How loneliness impacts rat research

When receiving treatment for illnesses, rarely do we give thought to the process involved in developing the medications—the testing, research, and money. We assume that scientists have considered every possible variable to ensure the treatment is bullet proof. While this is sometimes the case, other times established methods are called into question. Such was the case for rodent housing procedures and the treatment data that spawned from these practices.

Single cage housing is often used for rodent research, whether to obtain accurate readings of biological parameters, to protect equipment, or to prevent aggressive behavior from other animals. But this can have its downsides. “Rodents are social animals,” said Aix Marseille University Professor Christophe Bernard. Rodents thrive off of living together and establishing hierarchies. Social isolation then, while sometimes necessary, results in stressful and unnatural environments for them. “Mice are like prisoners that are completely isolated,” Bernard said. Researchers from Université Paris Descartes, Cadi Ayyad University, and Aix Marseille University—including Bernard—recently looked into the effects of this isolation in a recent study published in eNeuro.
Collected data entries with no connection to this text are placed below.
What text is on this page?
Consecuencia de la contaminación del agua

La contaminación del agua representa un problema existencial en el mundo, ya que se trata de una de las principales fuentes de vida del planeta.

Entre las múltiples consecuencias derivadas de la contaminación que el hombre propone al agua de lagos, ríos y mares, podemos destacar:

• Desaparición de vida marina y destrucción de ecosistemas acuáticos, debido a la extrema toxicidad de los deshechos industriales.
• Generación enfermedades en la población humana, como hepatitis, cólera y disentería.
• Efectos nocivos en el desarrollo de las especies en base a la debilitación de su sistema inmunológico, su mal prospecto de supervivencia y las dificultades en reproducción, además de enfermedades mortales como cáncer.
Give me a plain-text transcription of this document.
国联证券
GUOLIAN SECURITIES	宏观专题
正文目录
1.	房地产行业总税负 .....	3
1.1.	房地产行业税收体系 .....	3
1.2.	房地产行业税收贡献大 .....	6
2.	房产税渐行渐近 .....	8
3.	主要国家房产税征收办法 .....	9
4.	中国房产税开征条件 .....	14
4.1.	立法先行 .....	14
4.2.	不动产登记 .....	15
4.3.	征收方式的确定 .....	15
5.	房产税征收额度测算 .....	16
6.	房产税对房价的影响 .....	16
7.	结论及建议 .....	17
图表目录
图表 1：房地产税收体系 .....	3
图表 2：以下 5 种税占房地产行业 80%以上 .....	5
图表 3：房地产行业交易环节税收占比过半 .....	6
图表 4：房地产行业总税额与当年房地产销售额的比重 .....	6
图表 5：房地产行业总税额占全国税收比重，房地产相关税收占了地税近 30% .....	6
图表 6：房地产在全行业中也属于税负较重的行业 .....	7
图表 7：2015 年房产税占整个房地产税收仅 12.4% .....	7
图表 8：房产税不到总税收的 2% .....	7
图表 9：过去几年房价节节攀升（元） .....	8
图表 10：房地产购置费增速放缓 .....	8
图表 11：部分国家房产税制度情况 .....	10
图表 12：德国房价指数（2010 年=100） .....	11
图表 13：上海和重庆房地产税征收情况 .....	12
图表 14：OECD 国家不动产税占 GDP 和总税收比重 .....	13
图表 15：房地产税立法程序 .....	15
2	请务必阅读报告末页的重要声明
Clinical studies had previously shown that stressful living situations lead to a higher risk of seizure in patients with epilepsy. The researchers looked to this to establish their hypothesis: if single housing was a large enough factor to alter results, then epilepsy induced single-housed rodents would present higher rates of seizures than epilepsy induced socially-housed rodents. To examine this, rats were separated into six groups based on whether they were handled, paired together with another animal, or isolated and had epilepsy induced or not. After six weeks, the results showed that the isolated epileptic rats faced seizures sixteen times as frequently as epileptic rats that were kept in pairs. In addition, the experiment showed that daily interactions with experimenters were enough to produce reductions in seizures as in the paired rats.
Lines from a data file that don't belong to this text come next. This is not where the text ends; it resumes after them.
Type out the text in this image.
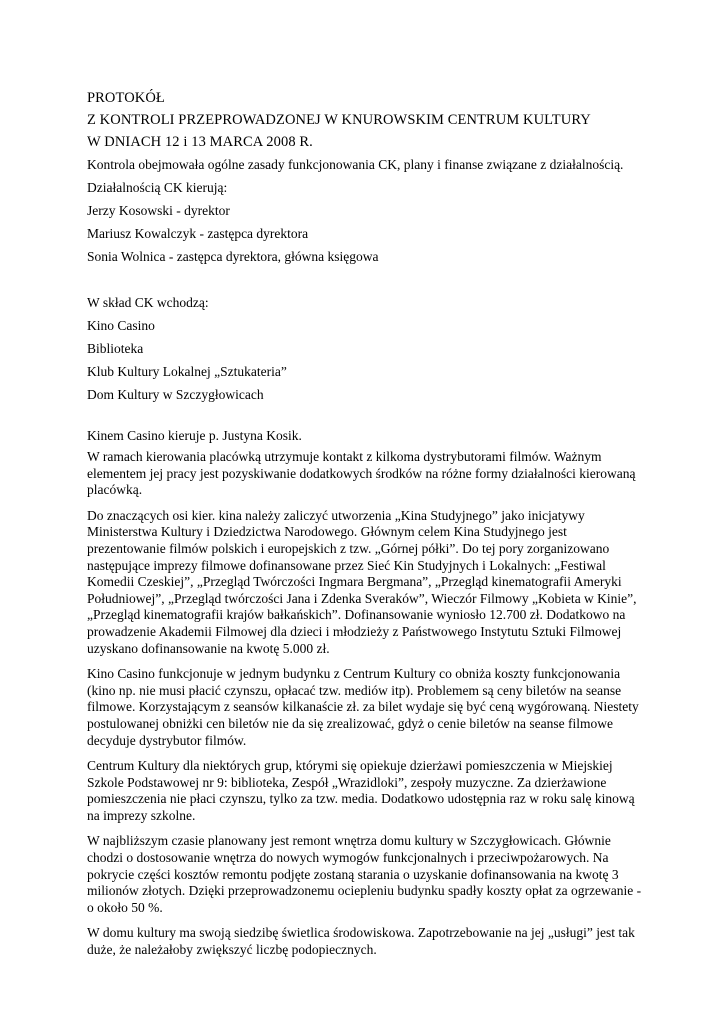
PROTOKÓŁ
Z KONTROLI PRZEPROWADZONEJ W KNUROWSKIM CENTRUM KULTURY
W DNIACH 12 i 13 MARCA 2008 R.
Kontrola obejmowała ogólne zasady funkcjonowania CK, plany i finanse związane z działalnością.
Działalnością CK kierują:
Jerzy Kosowski - dyrektor
Mariusz Kowalczyk - zastępca dyrektora
Sonia Wolnica - zastępca dyrektora, główna księgowa
W skład CK wchodzą:
Kino Casino
Biblioteka
Klub Kultury Lokalnej „Sztukateria”
Dom Kultury w Szczygłowicach
Kinem Casino kieruje p. Justyna Kosik.

W ramach kierowania placówką utrzymuje kontakt z kilkoma dystrybutorami filmów. Ważnym elementem jej pracy jest pozyskiwanie dodatkowych środków na różne formy działalności kierowaną placówką.

Do znaczących osi kier. kina należy zaliczyć utworzenia „Kina Studyjnego” jako inicjatywy Ministerstwa Kultury i Dziedzictwa Narodowego. Głównym celem Kina Studyjnego jest prezentowanie filmów polskich i europejskich z tzw. „Górnej półki”. Do tej pory zorganizowano następujące imprezy filmowe dofinansowane przez Sieć Kin Studyjnych i Lokalnych: „Festiwal Komedii Czeskiej”, „Przegląd Twórczości Ingmara Bergmana”, „Przegląd kinematografii Ameryki Południowej”, „Przegląd twórczości Jana i Zdenka Sveraków”, Wieczór Filmowy „Kobieta w Kinie”, „Przegląd kinematografii krajów bałkańskich”. Dofinansowanie wyniosło 12.700 zł. Dodatkowo na prowadzenie Akademii Filmowej dla dzieci i młodzieży z Państwowego Instytutu Sztuki Filmowej uzyskano dofinansowanie na kwotę 5.000 zł.

Kino Casino funkcjonuje w jednym budynku z Centrum Kultury co obniża koszty funkcjonowania (kino np. nie musi płacić czynszu, opłacać tzw. mediów itp). Problemem są ceny biletów na seanse filmowe. Korzystającym z seansów kilkanaście zł. za bilet wydaje się być ceną wygórowaną. Niestety postulowanej obniżki cen biletów nie da się zrealizować, gdyż o cenie biletów na seanse filmowe decyduje dystrybutor filmów.

Centrum Kultury dla niektórych grup, którymi się opiekuje dzierżawi pomieszczenia w Miejskiej Szkole Podstawowej nr 9: biblioteka, Zespół „Wrazidloki”, zespoły muzyczne. Za dzierżawione pomieszczenia nie płaci czynszu, tylko za tzw. media. Dodatkowo udostępnia raz w roku salę kinową na imprezy szkolne.

W najbliższym czasie planowany jest remont wnętrza domu kultury w Szczygłowicach. Głównie chodzi o dostosowanie wnętrza do nowych wymogów funkcjonalnych i przeciwpożarowych. Na pokrycie części kosztów remontu podjęte zostaną starania o uzyskanie dofinansowania na kwotę 3 milionów złotych. Dzięki przeprowadzonemu ociepleniu budynku spadły koszty opłat za ogrzewanie - o około 50 %.

W domu kultury ma swoją siedzibę świetlica środowiskowa. Zapotrzebowanie na jej „usługi” jest tak duże, że należałoby zwiększyć liczbę podopiecznych.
The researchers also performed the experiment on mice with an emphasis on how housing affects behavior. Mice were separated into four groups: socially housed epilepsy induced, isolated epilepsy induced, socially housed non-induced, and isolated non-induced. Prior to this separation, randomly selected mice from each litter were subjected to behavioral tests to obtain pre-experimental values of weight, cognitive performance, depression levels, and anxiety levels. After the appropriate mice were induced, the testing began and lasted for four weeks. Although epileptic mice housed together showed higher levels of depression, higher anxiety, decreased cognitive performance, and lowered weight when compared to the non-epileptic mice housed together, the difference between these two was much less than the difference between epileptic individually housed and non-epileptic individually housed. This shows when the only factor involved was housing-method, the results of the epilepsy study were considerably different between the groups.
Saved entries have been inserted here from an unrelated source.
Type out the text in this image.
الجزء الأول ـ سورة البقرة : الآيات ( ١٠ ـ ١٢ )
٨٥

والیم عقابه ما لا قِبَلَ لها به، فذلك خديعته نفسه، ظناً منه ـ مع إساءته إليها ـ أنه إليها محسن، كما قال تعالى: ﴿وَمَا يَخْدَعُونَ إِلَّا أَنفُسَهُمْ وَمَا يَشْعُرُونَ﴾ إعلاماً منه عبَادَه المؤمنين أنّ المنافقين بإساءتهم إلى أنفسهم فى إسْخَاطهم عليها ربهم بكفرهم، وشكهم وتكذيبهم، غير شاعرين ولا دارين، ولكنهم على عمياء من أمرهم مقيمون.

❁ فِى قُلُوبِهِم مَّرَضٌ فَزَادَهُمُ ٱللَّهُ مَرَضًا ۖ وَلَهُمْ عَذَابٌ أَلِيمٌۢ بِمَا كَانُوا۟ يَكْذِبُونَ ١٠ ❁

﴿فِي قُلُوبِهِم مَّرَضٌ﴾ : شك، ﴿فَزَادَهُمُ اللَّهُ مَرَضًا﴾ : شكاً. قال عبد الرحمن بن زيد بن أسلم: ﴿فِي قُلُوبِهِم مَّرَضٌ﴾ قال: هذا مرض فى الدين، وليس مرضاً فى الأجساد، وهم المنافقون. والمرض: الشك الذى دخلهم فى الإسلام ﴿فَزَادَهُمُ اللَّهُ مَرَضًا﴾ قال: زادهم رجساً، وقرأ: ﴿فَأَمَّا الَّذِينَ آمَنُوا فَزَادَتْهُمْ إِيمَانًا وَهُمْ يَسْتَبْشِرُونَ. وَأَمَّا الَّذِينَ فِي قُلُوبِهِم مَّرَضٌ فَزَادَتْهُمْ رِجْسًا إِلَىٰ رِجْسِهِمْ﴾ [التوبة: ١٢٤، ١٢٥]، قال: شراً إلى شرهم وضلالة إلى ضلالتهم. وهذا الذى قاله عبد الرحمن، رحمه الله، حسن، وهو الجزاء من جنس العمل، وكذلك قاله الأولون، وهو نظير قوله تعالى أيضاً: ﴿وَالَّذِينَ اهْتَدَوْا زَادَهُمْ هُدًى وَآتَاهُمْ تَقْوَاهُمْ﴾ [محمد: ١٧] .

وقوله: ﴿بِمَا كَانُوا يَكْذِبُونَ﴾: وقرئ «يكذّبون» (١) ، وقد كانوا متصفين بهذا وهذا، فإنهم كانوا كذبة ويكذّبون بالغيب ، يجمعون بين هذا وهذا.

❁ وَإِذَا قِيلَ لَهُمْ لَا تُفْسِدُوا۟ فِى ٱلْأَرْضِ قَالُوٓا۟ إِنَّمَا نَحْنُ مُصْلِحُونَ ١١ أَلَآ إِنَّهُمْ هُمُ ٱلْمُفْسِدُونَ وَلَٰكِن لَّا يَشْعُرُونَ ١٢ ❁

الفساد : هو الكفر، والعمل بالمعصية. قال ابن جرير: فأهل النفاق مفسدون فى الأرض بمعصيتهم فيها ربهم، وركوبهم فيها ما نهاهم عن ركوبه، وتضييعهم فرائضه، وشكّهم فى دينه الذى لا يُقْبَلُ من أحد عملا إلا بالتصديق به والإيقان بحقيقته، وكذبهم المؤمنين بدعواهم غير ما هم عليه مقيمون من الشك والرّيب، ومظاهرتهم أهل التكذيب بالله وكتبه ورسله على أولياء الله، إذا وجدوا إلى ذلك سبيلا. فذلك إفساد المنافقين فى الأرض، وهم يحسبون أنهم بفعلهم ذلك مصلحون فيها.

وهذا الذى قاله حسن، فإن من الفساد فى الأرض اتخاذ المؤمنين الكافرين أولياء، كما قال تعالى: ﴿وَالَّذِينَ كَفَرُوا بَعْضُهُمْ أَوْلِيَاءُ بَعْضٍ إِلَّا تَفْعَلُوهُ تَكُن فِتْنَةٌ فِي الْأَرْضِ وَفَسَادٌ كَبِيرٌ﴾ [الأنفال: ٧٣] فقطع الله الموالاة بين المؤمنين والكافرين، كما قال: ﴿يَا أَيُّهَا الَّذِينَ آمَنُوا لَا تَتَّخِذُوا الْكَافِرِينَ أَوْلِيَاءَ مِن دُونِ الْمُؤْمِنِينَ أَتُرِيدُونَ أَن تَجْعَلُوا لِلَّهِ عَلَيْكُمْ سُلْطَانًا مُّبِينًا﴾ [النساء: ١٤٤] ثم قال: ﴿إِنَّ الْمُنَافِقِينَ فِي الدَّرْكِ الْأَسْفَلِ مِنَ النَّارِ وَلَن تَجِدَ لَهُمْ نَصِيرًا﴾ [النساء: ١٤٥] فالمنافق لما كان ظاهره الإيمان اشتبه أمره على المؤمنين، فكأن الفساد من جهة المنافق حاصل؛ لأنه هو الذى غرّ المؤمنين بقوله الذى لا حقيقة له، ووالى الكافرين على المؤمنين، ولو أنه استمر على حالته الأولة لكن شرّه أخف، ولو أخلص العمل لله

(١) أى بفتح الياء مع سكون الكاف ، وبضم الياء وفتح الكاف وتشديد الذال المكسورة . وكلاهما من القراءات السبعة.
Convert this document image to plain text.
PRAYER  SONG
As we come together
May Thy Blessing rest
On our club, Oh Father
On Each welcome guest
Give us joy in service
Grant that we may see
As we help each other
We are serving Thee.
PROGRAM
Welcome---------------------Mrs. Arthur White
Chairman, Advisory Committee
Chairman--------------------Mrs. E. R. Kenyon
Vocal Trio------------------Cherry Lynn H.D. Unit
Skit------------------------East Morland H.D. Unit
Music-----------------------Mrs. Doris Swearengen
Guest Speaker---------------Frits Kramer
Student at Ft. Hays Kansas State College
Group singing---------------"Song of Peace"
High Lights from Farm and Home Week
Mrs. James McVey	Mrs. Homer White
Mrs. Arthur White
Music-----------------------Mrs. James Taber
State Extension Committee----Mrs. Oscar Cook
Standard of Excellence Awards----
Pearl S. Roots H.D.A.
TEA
These results might call into question previous studies in isolated animals; however, Bernard said, “This does not invalidate the previous results.” Rather, he explains that the results are still valid, but valid in the context of isolation, which oftentimes is the case with patients being treated. Still, this does show that some experiments perhaps need to be performed in the group context. Bernard thinks that medications previously regarded as ineffective might prove to be beneficial under different circumstances. Bernard suggests that in order to better adapt research, scientists can look to interact more with their mice, playing and feeding them to ease the stress of isolation. Another alternative is to utilize much larger cages in which mice are housed in independent parts separated from one another by grids. These cages would still allow for interaction with each other.

Although the study focuses chiefly on the effects of single-housing on rodents, it also brings to light the need to always question how to improve science, which is undoubtedly a driving force behind innovative ideas. What other faulty methods might be out there, and, just as importantly, how can improving them lead to advances in medicine, biology, and science?